From what we know about lenders, our veteran and rural communities will be especially targeted by these loans. Active-duty servicemembers and their families are protected nationwide from predatory loans under an interest rate cap set by the Military Lending Act, but lose that protection as soon as that person leaves the service. Lenders then target veterans across the country to trap them into never-ending debt once they’re free from national protection. The marketing and promotion of these small dollar loans will be relentless here in our state as Alaska leads the nation in veteran residents per capita.
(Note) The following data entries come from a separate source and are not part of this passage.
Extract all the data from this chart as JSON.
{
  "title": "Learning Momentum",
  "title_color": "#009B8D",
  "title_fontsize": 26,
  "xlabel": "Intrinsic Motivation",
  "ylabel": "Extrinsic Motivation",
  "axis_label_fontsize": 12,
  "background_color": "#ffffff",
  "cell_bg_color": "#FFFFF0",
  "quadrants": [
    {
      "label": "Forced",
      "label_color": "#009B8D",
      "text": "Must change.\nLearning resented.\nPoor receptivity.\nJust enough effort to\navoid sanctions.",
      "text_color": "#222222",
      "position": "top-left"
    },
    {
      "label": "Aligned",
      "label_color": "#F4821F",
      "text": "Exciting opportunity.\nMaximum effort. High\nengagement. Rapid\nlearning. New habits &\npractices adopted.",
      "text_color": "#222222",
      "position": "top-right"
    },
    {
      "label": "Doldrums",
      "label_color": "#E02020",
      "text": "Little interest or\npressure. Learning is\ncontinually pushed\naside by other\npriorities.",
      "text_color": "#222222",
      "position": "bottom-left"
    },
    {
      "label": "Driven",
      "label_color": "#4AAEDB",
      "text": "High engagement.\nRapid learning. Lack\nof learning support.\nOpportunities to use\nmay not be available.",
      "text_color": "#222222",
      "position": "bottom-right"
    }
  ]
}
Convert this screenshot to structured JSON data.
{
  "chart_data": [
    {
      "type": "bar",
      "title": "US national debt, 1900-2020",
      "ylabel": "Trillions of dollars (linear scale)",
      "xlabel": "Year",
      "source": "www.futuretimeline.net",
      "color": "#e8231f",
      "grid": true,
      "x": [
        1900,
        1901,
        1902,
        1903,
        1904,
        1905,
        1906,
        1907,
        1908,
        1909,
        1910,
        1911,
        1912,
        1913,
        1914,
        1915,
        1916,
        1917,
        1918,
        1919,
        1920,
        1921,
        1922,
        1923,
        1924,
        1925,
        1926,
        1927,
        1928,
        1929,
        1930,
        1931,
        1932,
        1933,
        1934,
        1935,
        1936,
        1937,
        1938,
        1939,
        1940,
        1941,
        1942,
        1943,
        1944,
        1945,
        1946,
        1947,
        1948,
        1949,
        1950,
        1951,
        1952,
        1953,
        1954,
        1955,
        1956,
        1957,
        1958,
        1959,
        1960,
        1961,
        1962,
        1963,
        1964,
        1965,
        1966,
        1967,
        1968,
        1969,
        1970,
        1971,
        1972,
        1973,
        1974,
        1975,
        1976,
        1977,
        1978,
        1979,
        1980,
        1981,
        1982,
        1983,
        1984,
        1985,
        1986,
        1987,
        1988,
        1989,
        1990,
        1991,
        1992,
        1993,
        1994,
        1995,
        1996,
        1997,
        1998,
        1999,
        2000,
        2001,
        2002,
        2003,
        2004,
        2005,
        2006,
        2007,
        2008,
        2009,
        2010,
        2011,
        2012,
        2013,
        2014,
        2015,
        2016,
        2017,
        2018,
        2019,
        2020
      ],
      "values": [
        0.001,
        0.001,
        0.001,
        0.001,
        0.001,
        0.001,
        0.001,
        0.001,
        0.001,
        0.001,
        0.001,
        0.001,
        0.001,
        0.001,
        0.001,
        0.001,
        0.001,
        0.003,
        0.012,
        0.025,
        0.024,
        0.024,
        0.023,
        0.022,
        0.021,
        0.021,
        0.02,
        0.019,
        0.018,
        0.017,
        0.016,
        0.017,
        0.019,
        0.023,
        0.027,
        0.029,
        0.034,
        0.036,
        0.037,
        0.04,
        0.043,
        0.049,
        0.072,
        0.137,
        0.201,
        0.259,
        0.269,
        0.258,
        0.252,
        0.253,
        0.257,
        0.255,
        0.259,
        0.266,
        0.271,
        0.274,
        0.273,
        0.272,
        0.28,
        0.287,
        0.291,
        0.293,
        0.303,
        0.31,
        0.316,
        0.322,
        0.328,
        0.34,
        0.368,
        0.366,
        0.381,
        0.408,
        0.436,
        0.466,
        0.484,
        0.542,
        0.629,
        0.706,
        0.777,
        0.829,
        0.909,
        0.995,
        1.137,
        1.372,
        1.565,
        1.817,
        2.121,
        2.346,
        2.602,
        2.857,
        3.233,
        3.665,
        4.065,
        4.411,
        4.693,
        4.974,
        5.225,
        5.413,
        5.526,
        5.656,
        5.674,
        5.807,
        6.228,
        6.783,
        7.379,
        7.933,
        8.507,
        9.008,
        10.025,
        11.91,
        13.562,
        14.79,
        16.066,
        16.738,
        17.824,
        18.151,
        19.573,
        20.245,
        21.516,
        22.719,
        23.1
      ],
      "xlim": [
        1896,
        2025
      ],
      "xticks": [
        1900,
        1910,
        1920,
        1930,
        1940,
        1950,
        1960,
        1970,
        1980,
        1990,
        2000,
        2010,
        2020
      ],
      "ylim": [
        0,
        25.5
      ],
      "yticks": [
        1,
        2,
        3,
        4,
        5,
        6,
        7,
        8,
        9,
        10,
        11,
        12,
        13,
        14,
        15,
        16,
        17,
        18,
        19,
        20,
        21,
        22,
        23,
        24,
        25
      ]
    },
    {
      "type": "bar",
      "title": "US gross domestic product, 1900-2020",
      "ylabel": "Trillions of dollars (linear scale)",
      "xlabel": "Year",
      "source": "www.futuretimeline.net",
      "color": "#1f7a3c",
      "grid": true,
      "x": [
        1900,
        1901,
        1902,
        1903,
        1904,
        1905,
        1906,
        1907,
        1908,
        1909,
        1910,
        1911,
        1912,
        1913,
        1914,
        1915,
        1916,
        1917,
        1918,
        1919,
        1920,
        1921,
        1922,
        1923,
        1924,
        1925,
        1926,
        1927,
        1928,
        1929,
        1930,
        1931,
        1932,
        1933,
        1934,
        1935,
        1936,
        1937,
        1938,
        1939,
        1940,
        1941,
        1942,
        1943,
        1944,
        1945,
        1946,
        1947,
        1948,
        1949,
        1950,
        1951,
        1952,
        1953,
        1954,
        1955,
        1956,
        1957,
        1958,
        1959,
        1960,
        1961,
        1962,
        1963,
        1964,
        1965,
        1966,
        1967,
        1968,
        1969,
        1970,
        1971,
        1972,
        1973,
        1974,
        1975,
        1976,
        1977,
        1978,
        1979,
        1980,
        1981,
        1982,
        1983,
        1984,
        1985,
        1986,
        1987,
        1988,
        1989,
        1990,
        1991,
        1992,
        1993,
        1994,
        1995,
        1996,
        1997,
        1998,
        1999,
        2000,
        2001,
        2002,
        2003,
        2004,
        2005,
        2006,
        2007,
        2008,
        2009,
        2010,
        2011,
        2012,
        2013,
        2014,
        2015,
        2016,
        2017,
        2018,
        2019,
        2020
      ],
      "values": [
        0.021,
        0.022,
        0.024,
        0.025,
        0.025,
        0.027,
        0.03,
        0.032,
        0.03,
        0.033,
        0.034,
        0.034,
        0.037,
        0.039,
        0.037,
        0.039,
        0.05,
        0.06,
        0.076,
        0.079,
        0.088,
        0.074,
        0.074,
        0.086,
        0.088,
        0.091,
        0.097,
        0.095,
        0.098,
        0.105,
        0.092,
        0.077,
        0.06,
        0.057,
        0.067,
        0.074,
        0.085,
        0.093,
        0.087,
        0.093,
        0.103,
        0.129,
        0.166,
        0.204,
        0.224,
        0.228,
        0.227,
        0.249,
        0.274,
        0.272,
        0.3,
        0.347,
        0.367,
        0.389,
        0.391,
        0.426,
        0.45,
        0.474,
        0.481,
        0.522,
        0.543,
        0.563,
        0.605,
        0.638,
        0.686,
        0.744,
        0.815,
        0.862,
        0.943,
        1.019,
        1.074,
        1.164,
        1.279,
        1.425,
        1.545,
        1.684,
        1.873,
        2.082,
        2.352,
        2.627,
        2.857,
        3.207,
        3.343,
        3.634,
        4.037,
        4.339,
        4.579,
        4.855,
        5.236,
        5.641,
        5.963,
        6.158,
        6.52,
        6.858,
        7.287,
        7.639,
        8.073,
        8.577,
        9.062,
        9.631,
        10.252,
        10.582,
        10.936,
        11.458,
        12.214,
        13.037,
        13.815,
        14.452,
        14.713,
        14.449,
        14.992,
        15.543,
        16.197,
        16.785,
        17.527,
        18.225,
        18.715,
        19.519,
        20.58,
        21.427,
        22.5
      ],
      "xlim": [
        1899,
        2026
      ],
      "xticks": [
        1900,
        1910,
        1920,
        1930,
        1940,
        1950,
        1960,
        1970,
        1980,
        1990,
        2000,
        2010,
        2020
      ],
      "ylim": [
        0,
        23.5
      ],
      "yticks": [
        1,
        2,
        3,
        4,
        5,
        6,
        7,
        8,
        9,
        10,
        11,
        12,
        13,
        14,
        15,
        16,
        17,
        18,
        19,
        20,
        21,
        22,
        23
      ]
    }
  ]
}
Because these lenders are mostly online, rural communities will also be key targets for rent-a-bank schemes. There are only 121 branches in 33 Alaskan communities, in addition to 23 payday loan storefronts. Since 54% of Alaska’s payday loans are sold online, we can expect that a high number of rural Alaskans are turning to the internet to seek loan products. Rural borrowers in Alaska are prime targets for rent-a-bank lenders if the “fake lender” rule is allowed to be enacted.

It’s not all bad! What began on the federal level can end there. Under the Congressional Review Act, Congress can overturn an agency decision with just 50 votes, but they are running out of time to use this power. Last month, Senate Banking Committee Chairman Sen. Sherrod Brown, along with Sen. Chris Van Hollen and Rep. “Chuy” Garcia, introduced Joint Resolution 15, which would wipe the OCC’s “fake lender” rule from the books. Our senators, Lisa Murkowski and Dan Sullivan, should support this resolution to protect Alaskans and prevent predatory lenders from spreading.

Veri di Suvero is the executive director of the Alaska Public Interest Research Group, or AKPIRG. Founded in 1974, AKPIRG is Alaska’s only nonpartisan nonprofit statewide organization advocating on behalf of consumers and the public interest.